Hackers only need to know the phone number used on the iPhone to be able to perform eavesdropping, read messages and track location.
Just knowing the subscriber’s number and by special techniques, hackers can eavesdrop on calls, read messages, and track device location.
The 60 Minutes CBS news program has invited hackers to showcase their capabilities. Test equipment is the new iPhone by US Senator Ted Lieu, who was invited to participate. The hacker group only knows the phone number, then easily eavesdrop on incoming and outgoing calls from the iPhone.
They do this by exploiting a security flaw discovered in Protocol Number 7, also known as SS7 (a set of phone protocols used to establish most of the calls in the network. PSTN).
The SS7 network is at the heart of the global mobile phone system. Companies use SS7 to exchange information. Billions of calls and text messages go through this protocol daily. This is a network that turns desktop phones into machines that can be carried anywhere.
Karsten Nohl, a German hacker and computer science doctor from the University of Virginia, unmasked the method of wiretapping for the first time at a Berlin security conference.

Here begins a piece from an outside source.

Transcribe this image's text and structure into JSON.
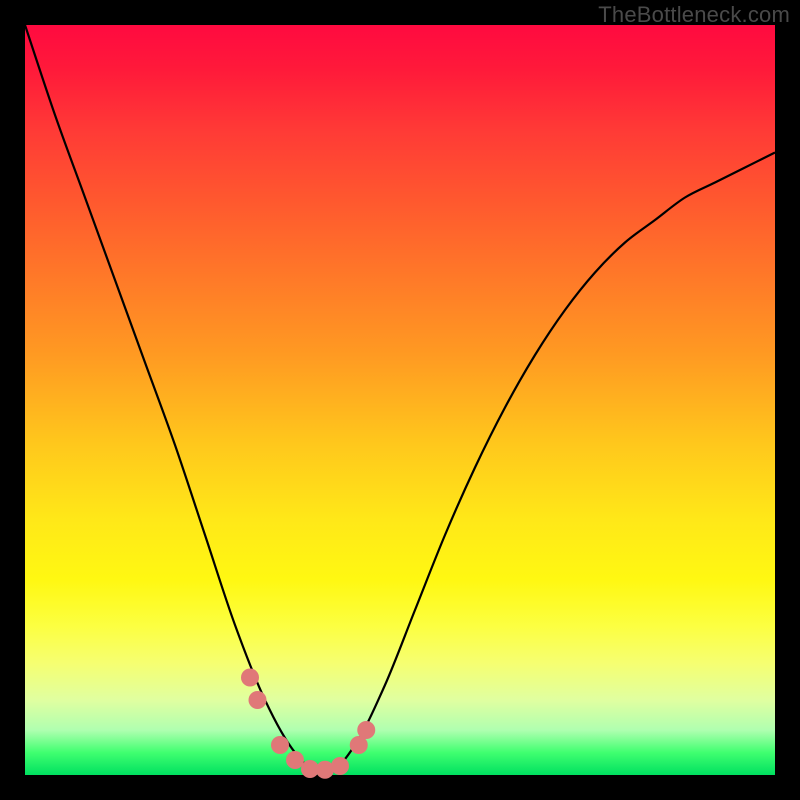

In addition to text calls and text messages, he also showed people the ability to track location from Senator Ted Lieu’s phone, even when the GPS on the iPhone was off.
It relies on the use of the popular Cell Tower Triangulation method for global positioning. At the same time, Nohl also knows the phone numbers of all incoming callers (or outgoing calls). This approach is not based on the ability to access iPhone, instead exploiting vulnerabilities of the cellular network.
Senator Ted Lieu is shocked to see what hackers can do: “Last year, the president of the United States called me on the phone. We discussed some issues. So if the hackers hear, they will know the entire contents of the conversation, including the President’s phone number. That is a worrying thing. ”
Nohl said the SS7 flaw has been widely known for several months, but for some reason the bug has not been fixed. “The ability to intercept phone calls through the SS7 network is used underground between intelligence agencies, and that may be why they do not want to patch the hole,” he said.
Congressman Ted Lieu expressed disappointment and said that it was unacceptable: “People who know about this hole should be fired. It can not leave more than 300 million Americans and citizens around the world in danger of a known error, simply because some intelligence agencies want to exploit it for data. That’s not acceptable”.
Meanwhile, the legal battle between Apple and the FBI has come to an end, they face each other in a testimony before the US Congress. Lawyer Bruce Sewell of Absentia and FBI Assistant Director of Operations Amy Hess will debate separately before the Commerce and Energy Commission.
Two members of the US Senate Intelligence Committee have proposed a bill that will force technology companies to decipher their equipment for future investigations and surveillance. Information security continues to be a hot topic in the United States.